From the Introduction: This book appears during the quincentennial of the death of Donato Bramante (1444-1514), who was recognized in his own time and still today for recovering the principles of Classical architecture that define the Renaissance. With only slight exaggeration it could be said that Bramante changed the history of western art, influencing everything that came after and informing our vision of antiquity itself. By common consent, the first fully articulated expression of his achievement is found in the Tempietto, the memorial chapel honoring Saint Peter on the site of his martyrdom in Rome. When Bramante built the Tempietto at the beginning of the sixteenth century, he was a master artist with an impressive record of achievement in Milan where he served the duke as architect and engineer. In Rome he generated projects both subtle in concept and prodigious in scale for that most ambitious Renaissance Maecenas, Pope Julius II, and in prime position New Saint Peter’s basilica, enduring symbol of the papacy and of the Roman Church. Saint Peter’s, like the other projects Bramante initiated for the pope, was completed long after his death by those who defined his legacy for the later sixteenth century and after.

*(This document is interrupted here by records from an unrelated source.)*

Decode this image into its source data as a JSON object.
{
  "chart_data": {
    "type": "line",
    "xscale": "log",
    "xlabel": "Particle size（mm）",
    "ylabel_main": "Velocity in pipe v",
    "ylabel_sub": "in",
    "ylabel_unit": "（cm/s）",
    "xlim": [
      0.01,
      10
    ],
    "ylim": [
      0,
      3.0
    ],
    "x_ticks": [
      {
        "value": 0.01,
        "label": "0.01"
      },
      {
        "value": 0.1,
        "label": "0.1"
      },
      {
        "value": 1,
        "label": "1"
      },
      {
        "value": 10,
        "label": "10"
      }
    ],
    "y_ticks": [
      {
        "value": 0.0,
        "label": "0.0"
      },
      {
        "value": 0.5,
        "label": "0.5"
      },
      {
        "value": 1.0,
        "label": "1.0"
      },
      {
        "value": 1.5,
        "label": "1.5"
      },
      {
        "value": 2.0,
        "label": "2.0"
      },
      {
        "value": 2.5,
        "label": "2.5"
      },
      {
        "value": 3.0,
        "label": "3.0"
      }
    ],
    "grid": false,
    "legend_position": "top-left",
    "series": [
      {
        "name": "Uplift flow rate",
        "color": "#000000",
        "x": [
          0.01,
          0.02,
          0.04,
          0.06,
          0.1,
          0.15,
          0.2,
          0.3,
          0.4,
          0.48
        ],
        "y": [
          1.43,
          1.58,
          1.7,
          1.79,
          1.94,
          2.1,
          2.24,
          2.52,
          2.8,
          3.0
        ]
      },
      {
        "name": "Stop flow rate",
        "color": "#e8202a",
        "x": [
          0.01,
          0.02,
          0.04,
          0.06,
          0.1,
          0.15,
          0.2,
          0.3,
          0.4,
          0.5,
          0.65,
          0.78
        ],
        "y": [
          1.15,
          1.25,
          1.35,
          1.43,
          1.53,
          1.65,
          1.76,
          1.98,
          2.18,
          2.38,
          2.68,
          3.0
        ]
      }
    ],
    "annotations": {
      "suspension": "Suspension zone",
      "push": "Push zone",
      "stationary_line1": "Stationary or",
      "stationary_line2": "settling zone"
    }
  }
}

The Tempietto is among the few surviving works that Bramante conceived during his first years in the Eternal City and saw through to completion.
The Tempietto is also one of those special monuments in the history of art that exerts an immediate and lasting impression on all who come into its presence, nestled in the first cloister of the Franciscan monastery of San Pietro in Montorio located high on the Janiculum hill overlooking the city (Plates I-IV). Bramante’s artistic heirs, Sebastiano Serlio, Giorgio Vasari, and Andrea Palladio, famously praised the Tempietto, but a well-informed visitor in the 1540s best expressed its compelling presence, remarking on its centralized plan, construction material, columnar system, and degree of refinement both outside and within, ending “it is truly a joy,” et veramente una gioia. And so it was for me during an extended period of residence in Rome, at times with students alongside, when I enjoyed the privilege of sustained exposure to this pivotal monument in the Western architectural tradition. The first time I entered the crypt of the Tempietto and made out the names of Ferdinand and Isabel, Catholic King and Queen, inscribed on the 1502 foundation stone, I suspected that the relationship of those illustrious monarchs to this most lauded Renaissance building held rich possibilities for defining the historical underpinnings of Bramante’s architecture.